Sunday, August 25, 2013

Lemon Cream Cheese Pound Cake

When I think of pound cake, I always think of Sara Lee Pound cake or my mothers traditional butter cake but this one has lifted my expectations of what a normal butter cake is.  The cake is dense but there is just enough moisture to give the cake a light crumb.  The cream cheese flavor is not so visible but the cream cheese gives the outer part of the cake a nice brown coating and the inside yellow.

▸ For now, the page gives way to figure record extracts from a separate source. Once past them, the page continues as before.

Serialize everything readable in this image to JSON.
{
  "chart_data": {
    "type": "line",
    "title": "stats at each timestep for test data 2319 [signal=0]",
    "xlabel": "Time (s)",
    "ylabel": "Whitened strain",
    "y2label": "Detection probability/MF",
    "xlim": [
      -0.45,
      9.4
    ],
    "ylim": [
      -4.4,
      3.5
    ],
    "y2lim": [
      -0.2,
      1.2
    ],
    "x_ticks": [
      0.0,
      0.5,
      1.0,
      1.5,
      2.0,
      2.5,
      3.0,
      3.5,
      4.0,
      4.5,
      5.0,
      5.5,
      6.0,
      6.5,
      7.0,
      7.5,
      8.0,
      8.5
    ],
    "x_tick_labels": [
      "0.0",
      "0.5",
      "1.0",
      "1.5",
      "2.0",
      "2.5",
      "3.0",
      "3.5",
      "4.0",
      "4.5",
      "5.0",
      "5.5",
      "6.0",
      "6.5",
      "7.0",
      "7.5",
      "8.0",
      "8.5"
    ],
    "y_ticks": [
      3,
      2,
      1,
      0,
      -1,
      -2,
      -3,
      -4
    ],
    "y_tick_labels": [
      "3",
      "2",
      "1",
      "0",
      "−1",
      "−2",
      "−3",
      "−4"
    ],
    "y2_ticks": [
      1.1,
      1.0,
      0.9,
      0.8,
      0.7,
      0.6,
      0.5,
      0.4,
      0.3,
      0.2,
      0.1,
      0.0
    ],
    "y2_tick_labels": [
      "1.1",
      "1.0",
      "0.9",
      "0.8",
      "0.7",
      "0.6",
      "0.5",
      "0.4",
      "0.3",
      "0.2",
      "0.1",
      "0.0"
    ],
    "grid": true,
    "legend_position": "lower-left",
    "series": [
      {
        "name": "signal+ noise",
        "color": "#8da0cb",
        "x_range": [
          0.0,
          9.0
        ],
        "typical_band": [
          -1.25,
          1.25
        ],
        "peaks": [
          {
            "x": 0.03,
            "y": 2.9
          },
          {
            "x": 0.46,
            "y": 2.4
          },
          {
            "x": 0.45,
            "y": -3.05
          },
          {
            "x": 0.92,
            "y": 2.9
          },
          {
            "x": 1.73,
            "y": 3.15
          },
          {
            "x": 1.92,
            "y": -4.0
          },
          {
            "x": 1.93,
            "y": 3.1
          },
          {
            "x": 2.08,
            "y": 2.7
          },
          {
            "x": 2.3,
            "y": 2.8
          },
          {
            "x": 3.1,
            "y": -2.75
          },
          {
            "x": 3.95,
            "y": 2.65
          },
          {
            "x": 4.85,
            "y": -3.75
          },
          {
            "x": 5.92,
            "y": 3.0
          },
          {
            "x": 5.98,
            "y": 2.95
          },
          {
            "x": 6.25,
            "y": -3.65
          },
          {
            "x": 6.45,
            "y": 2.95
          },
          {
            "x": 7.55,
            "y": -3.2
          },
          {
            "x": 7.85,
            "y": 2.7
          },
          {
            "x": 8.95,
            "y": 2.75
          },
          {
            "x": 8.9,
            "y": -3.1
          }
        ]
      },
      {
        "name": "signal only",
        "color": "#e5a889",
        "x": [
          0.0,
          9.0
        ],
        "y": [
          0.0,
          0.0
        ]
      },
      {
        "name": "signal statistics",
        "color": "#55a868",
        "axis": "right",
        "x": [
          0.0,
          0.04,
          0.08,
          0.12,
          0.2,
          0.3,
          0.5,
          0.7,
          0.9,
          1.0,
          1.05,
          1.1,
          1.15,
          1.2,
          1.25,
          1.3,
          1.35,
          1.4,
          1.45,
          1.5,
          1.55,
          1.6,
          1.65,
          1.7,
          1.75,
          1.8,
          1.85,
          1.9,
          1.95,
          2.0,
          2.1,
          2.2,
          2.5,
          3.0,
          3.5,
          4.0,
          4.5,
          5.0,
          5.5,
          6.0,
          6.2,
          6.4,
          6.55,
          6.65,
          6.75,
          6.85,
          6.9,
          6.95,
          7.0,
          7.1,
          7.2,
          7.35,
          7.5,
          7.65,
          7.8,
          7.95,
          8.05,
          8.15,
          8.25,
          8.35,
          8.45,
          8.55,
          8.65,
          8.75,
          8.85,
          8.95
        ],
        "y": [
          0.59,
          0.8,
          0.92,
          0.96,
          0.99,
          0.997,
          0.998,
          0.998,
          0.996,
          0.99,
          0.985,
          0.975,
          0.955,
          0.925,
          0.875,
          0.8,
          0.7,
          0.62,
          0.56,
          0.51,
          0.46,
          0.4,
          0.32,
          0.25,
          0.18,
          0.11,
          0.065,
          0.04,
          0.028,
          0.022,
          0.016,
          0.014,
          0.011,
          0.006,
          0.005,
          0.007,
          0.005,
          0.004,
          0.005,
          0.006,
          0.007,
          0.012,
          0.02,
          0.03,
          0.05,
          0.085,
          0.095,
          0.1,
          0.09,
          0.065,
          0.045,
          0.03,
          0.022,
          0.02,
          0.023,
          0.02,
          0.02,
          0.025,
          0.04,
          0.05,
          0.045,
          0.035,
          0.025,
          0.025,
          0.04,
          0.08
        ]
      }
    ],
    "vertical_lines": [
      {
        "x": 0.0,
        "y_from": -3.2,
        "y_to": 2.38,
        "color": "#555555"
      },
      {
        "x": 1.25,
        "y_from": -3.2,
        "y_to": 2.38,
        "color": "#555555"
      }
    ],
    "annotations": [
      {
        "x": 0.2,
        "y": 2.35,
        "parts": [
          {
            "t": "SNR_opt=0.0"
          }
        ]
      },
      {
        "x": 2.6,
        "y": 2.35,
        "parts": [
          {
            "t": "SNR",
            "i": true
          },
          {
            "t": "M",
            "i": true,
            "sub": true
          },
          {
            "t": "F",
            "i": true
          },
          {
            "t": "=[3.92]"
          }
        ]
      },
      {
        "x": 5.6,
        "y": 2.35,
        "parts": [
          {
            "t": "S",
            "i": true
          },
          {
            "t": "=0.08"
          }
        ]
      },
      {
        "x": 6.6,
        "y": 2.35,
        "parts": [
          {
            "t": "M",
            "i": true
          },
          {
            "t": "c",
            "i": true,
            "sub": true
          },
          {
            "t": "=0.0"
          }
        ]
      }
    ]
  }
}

This is a must try cake.  Make sure that all ingredients are at room temperature for the best result.


1 1/2 (12oz)  cup of butter, softened
8oz cream cheese, softened
3 cups sugar ( I reduced my sugar to 2 1/2)
6 eggs
1 tsp vanilla
1/2 tsp lemon zest
3 cups flour
1/2 tsp baking powder
1/2 salt


  • Preheat oven to 350 degrees.  Grease and flour a bundt cake pan ( I halved the recipe and use a 9 by 13 in loaf pan)
  • Cream softened butter and cream cheese till well mixed.  Slowly add the sugar and beat for about 5 to 10 minutes, scraping the bowl in between.
  • Once the mixture is very light and airy, slowly add the eggs one at a time, Beat well.  Add the zest and vanilla.
  • Add the flour, baking powder and salt (sifted together) in 3 additions.  Mix either with a spatula or mixer set to low.
  • Bake for about 50 minutes or test with a toothpick.
  • Let cool completely before devouring.

This pound cake can easily be frozen.